Tiga belas

177 44 1
                                    

Double update deh ehehehe, soalnya cerita ini kayaknya complex dan panjang banget, jadi nguber waktu ehehe

Jangan lupa vote sama comment ya 💚💚💚
----

Aya hanya berdiri ditaman, mendengar seratus satu ejekan dari pemuda kurang kerjaan di hadapannya. Siapa lagi kalau bukan William? Rasanya ingin sekali Aya menyumpal mulut pemuda itu dengan rumput agar pemuda itu menjadi kembaran kambing. Seandainya sebelum terlempar kesini Aya membawa ponsel dan earphone nya pasti dirinya akan memakainya seharian, dan sudah dipastikan juga dirinya tidak akan jatuh cinta dengan cara aneh seperti ini.

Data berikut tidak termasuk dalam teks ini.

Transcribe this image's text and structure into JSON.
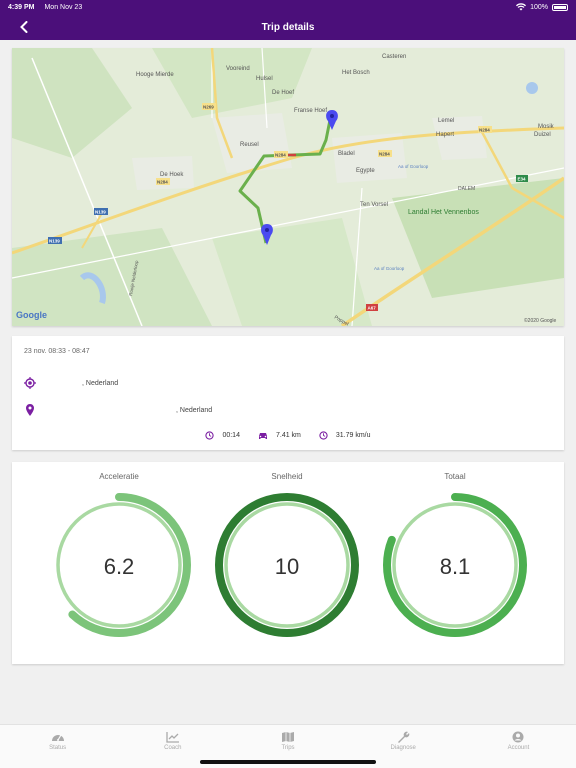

Sekarang Aya hanya berkutat dengan buku Max Havelaar dan ocehan William sekaligus mencerna perkataan ibunya waktu pertama kali datang kesini. Siapa itu Dereck? Apa Louise sangat dekat dengan pemuda itu? Aya tidak tau kemana dirinya harus bercerita tentang pengalaman aneh ini. Rasanya setelah kejadian Andi tadi, Aya semakin ingin pulang.

Aya ingin memeluk kasur dan adiknya lagi sampai di rumah. Pasti keluarganya sedang mencarinya, mungkin saking paniknya nanti di Jakarta banyak wajahnya tertempel di jalan jalan dan tiang listrik dengan kata orang hilang.

"Louise jadi kutu buku, hebat!" Seru William membuat Aya tidak bisa menahannya lagi, dirinya berdiri.

"Uh, Louise marah." Cemooh William membuat Aya menarik kerah baju pemuda itu lalu menendang selangkangannya membuat William berguling dibawahnya.

"Aku bilang diam ya diam." Kecam Aya.

"Ya maafkan aku! Awh awh awh- tanggung jawab ini sangat sakit." Kata William sambil melompat lompat.

"Aku tidak peduli."

"Aku minta pertanggung jawabanmu."

"Pertanggung jawaban apa? Gue kan gak ngehamilin lo." Balas Aya kesal.

"Hah?"

"Iya." Aya berdecak, sungguh mulutnya tidak terbiasa untuk berkata sebaku ini. Mulutnya gatal sekali ingin berkata kasar dengan bahasa yang dirinya gunakan. "Terserah kamu deh, aku terlalu malas untuk mengulang."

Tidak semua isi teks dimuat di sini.